Are We on the Right Way to Assessing LLM-as-a-Judge?
Yuanning Feng, Sinan Wang, Zhengxiang Cheng, Yao Wan, Dongping Chen
2025-12-22
Summary
This paper investigates how reliable large language models (LLMs) are when used to evaluate other LLMs, a process called 'LLM-as-a-Judge'. It points out flaws in current methods for testing these judging LLMs and proposes a new way to assess their performance without relying on human opinions.
What's the problem?
Currently, evaluating how well an LLM judges other LLMs relies heavily on humans providing 'correct' answers. This is problematic because human judgments can be biased and don't scale well – it takes a lot of time and effort to get enough human feedback. The paper argues that if the evaluation relies on potentially flawed human assessments, we can't truly know how trustworthy the LLM judge actually is.
What's the solution?
The researchers created a new evaluation tool called Sage. Instead of asking humans what the 'right' answer is, Sage checks if the LLM judge is consistent in its own reasoning. It looks at two things: does the LLM prefer one answer over another in a simple comparison, and does it maintain that preference if you add more options? This is based on the idea that a rational decision-maker should have stable and logical preferences.
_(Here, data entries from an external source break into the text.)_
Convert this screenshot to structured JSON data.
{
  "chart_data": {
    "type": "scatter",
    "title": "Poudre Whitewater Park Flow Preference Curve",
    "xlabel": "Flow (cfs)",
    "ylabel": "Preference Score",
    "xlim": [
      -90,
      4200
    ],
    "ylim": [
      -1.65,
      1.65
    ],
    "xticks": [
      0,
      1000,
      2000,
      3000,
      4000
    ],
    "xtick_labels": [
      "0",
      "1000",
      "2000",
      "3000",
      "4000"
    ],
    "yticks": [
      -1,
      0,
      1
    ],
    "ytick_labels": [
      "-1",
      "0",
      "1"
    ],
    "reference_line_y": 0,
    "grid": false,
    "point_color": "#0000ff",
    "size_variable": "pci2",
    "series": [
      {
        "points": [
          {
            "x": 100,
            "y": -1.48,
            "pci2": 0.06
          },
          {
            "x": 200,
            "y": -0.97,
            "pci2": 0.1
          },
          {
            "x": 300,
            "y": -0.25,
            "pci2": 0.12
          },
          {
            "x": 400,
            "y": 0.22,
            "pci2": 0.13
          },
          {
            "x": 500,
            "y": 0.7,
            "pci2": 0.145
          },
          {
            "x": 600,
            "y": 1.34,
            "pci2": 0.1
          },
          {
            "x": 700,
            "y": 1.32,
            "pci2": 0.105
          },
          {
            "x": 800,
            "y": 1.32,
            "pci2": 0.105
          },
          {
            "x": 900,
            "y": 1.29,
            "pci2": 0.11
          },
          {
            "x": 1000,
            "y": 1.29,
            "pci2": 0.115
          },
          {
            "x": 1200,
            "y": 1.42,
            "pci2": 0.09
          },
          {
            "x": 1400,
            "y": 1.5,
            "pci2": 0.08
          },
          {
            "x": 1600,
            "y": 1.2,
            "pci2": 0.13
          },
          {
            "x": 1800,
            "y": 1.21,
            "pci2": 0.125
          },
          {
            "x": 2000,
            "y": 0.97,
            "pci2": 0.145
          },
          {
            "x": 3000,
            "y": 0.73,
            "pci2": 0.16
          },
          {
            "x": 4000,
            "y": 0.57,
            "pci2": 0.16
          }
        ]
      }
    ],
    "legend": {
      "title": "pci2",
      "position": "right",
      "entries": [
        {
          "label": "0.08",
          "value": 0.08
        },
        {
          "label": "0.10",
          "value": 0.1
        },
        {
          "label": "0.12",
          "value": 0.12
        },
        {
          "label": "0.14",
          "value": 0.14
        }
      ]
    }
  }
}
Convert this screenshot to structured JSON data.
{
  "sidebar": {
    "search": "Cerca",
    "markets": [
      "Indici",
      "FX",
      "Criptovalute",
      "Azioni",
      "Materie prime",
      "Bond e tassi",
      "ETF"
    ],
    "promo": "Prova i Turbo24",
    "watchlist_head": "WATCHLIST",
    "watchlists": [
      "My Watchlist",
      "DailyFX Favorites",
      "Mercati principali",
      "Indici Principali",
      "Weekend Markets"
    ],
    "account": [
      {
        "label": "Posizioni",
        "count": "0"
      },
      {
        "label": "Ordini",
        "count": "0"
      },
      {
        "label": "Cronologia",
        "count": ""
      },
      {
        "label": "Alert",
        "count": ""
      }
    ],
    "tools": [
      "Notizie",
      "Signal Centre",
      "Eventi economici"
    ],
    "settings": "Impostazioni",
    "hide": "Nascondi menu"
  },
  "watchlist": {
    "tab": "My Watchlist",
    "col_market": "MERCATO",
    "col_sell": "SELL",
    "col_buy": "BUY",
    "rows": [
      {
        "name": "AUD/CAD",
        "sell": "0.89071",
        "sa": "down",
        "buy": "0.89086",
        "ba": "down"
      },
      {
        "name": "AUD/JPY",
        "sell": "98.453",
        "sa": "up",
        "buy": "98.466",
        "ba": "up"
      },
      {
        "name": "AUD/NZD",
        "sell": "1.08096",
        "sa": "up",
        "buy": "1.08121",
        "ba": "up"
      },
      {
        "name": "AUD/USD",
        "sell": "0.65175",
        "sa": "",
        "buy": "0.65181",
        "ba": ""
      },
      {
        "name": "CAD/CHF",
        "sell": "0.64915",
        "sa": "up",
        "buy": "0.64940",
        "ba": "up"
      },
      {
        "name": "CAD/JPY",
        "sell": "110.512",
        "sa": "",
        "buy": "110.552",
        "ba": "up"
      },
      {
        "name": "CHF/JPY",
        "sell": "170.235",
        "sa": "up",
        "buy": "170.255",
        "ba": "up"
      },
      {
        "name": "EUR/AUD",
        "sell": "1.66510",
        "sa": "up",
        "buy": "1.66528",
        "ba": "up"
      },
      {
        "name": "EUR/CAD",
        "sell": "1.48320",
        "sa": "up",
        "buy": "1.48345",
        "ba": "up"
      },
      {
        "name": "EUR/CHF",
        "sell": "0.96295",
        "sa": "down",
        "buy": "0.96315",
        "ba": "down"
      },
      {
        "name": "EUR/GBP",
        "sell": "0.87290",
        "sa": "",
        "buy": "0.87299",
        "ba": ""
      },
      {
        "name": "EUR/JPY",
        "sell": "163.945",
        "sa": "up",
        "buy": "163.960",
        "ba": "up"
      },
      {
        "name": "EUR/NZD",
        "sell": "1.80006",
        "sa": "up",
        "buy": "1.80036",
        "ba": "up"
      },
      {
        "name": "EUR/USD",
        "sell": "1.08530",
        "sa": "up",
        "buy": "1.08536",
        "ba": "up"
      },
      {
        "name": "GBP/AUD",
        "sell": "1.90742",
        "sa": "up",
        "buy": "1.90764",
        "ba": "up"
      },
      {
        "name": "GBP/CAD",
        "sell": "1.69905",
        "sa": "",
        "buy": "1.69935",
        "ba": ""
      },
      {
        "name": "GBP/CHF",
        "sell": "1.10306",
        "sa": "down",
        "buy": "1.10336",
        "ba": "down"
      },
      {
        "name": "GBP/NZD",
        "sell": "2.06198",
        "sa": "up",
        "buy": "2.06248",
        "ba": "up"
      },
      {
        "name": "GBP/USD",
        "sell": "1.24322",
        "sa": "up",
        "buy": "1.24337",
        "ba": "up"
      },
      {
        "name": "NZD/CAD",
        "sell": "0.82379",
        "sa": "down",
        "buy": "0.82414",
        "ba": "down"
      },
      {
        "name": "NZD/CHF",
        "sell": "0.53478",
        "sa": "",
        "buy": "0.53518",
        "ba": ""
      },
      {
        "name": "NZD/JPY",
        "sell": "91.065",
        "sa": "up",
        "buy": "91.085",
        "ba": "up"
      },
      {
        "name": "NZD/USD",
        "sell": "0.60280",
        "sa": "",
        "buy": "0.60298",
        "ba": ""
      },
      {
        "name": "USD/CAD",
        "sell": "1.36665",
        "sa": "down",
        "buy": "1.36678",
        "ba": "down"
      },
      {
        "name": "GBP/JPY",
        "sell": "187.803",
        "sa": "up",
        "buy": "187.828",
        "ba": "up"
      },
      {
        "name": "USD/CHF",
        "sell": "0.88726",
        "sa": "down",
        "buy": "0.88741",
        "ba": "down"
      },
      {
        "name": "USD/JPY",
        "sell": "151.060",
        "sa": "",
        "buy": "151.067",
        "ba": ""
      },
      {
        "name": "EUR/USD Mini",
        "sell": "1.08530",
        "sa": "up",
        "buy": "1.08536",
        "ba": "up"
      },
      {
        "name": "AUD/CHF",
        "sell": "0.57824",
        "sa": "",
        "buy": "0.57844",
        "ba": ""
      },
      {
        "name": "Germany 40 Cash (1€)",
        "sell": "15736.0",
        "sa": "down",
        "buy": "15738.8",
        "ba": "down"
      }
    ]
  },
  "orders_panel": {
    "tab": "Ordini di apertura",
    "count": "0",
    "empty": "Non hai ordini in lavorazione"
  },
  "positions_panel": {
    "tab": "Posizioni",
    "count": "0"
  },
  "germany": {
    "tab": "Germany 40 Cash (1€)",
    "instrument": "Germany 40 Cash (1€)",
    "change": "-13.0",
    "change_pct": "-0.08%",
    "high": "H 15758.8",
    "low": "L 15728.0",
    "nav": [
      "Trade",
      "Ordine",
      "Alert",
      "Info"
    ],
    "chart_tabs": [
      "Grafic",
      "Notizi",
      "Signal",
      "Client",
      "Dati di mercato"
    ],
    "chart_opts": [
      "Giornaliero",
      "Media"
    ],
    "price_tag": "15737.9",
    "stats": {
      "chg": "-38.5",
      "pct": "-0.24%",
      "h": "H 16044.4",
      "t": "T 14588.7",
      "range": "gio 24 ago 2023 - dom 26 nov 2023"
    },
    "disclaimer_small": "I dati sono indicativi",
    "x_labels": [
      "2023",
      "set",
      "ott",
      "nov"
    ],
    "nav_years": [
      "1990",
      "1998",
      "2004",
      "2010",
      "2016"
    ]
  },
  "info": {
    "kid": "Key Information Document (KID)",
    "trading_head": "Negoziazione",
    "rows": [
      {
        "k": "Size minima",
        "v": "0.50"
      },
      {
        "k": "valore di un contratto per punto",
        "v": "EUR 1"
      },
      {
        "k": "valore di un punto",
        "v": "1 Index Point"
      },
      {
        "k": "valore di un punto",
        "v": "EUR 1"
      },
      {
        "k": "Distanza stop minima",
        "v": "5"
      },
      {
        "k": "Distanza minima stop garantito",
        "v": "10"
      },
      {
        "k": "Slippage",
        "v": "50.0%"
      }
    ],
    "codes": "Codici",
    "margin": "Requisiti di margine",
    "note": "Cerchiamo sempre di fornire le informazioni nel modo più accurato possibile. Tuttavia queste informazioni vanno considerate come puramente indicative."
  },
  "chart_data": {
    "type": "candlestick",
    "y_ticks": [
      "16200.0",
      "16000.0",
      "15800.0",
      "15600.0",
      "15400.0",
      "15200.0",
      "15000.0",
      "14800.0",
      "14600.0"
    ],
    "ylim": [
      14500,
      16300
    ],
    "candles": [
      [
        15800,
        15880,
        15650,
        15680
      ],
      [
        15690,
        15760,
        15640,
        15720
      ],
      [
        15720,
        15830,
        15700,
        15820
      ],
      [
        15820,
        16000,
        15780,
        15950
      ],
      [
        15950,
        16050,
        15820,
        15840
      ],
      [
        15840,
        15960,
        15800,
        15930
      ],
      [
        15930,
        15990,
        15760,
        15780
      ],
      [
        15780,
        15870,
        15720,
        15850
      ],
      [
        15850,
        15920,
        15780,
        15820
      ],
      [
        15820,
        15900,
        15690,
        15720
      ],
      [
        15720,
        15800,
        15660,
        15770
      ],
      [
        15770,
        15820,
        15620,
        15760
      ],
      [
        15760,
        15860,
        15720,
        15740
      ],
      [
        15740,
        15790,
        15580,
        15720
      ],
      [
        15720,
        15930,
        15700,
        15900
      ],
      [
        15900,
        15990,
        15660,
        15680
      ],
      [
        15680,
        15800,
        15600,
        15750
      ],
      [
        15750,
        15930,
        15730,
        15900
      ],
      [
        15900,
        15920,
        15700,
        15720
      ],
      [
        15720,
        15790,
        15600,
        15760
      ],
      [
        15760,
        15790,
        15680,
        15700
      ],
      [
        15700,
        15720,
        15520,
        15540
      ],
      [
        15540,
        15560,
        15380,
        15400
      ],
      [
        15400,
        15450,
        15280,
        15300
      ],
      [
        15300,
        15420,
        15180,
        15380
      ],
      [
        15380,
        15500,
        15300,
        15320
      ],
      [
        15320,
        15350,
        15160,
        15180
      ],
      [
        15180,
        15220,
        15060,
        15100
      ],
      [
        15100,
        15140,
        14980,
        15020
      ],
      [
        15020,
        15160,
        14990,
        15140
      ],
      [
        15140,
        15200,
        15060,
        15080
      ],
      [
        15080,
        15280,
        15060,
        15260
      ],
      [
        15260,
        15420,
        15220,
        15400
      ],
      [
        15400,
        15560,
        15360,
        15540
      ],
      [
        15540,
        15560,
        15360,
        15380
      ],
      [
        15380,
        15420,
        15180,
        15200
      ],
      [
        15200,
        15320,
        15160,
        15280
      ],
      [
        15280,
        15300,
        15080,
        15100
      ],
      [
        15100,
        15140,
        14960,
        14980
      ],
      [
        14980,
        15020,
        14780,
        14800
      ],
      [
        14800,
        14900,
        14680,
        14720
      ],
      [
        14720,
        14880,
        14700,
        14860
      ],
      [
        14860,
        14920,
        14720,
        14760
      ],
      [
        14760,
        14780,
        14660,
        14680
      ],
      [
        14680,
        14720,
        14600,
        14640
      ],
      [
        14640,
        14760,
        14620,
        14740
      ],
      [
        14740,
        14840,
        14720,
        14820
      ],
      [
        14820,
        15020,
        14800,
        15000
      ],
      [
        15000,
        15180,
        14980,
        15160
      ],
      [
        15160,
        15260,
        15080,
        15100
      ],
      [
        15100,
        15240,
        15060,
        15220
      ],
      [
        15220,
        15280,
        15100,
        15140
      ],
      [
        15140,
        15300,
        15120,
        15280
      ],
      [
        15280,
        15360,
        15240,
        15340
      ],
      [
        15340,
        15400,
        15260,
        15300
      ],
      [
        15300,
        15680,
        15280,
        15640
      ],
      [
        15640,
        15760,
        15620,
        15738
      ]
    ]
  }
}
They tested Sage on a variety of questions and found it aligns well with existing human-based evaluations, proving it's a reliable alternative.
Why it matters?
This work is important because it reveals that even the most advanced LLMs, like Gemini and GPT-5, aren't always consistent when judging other models. They found a tendency called 'situational preference,' where the LLM's choice changes depending on how the question is presented. The research also shows that training LLMs specifically to be judges, and using multiple judges or encouraging deeper reasoning, can improve consistency. Finally, it questions whether human judgments are truly the 'gold standard' for evaluation, as humans themselves can be inconsistent.
Abstract
LLM-as-a-Judge has been widely adopted as an evaluation method and served as supervised rewards in model training. However, existing benchmarks for LLM-as-a-Judge are mainly relying on human-annotated ground truth, which introduces human bias that undermines the assessment of reliability and imposes scalability constraints. To overcome these limitations, we introduce Sage, a novel evaluation suite that assesses the quality of LLM judges without necessitating any human annotation. Inspired by axioms of rational choice theory, Sage introduces two new lenses for measuring LLM-as-a-Judge: local self-consistency (pair-wise preference stability) and global logical consistency (transitivity across a full set of preferences). We curate a dataset of 650 questions by combining structured benchmark problems with real-world user queries. Our experiments demonstrate both the stability of our metrics and their high correlation with supervised benchmarks like LLMBar and RewardBench2, confirming Sage's reliability as an evaluation suite for the robustness and accuracy of LLM-as-a-Judge. Based on Sage, we reveal that current state-of-the-art LLMs exhibit significant reliability problems when acting as judges in both scoring and pairwise settings; even the top-performing models, Gemini-2.5-Pro and GPT-5, fail to maintain consistent preferences in nearly a quarter of difficult cases. We attribute this to a new phenomenon called situational preference, which explains why explicit rubrics or criteria can help the model judge consistently across answer pairs. Our further analysis shows that finetuned LLM-as-a-Judge is a feasible method to boost performance, and the panel-based judge as well as deep reasoning can enhance the judging consistency. We also find substantial inconsistency in human judgments, which indicates that human annotation may not be a reliable gold standard.